🤖 AI Summary
This study addresses the challenges of lemmatization, dialect identification, and language classification for Romansh—a language encompassing five major dialects and the standardized variety Rumantsch Grischun—by proposing the first unified framework covering all its variants. Leveraging a community-built morphological database, the authors develop a variant-aware, lexicon-based lemmatizer that employs rule-based matching to achieve high lemmatization coverage. This approach is further extended to support dialect identification and language boundary detection.
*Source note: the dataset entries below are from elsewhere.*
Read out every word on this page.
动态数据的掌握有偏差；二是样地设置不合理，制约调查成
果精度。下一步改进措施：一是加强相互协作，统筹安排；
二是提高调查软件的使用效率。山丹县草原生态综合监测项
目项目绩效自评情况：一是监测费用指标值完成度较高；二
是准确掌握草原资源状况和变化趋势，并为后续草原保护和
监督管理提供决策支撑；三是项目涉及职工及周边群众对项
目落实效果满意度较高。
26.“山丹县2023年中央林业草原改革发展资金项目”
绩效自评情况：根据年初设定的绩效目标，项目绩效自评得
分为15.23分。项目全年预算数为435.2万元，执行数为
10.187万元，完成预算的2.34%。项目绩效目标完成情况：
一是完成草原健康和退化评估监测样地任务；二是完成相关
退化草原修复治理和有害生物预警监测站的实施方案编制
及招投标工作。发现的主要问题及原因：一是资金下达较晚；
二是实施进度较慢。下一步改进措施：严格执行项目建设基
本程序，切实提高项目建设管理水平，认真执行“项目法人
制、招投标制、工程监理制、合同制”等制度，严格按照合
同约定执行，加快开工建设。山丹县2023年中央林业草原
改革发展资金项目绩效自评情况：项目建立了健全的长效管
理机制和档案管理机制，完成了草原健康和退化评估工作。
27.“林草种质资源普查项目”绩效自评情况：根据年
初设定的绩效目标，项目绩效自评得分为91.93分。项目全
Experimental results demonstrate lemmatization coverage of 77–84% on typical texts, dialect identification accuracy of 95% across a corpus of 30,000 documents, and effective discrimination between Romansh and non-Romansh texts.
📝 Abstract
Lemmatization -- the task of mapping an inflected word form to its dictionary form -- is a crucial component of many NLP applications. In this paper, we present RUMLEM, a lemmatizer that covers the five main varieties of Romansh as well as the supra-regional standard variety Rumantsch Grischun. It is based on comprehensive, community-driven morphological databases for Romansh, enabling RUMLEM to cover 77-84% of the words in a typical Romansh text. Since there is a dedicated database for each Romansh variety, an additional application of RUMLEM is variety-aware language classification. Evaluation on 30'000 Romansh texts of varying lengths shows that RUMLEM correctly identifies the variety in 95% of cases. In addition, a proof of concept demonstrates the feasibility of Romansh vs. non-Romansh language classification based on the lemmatizer.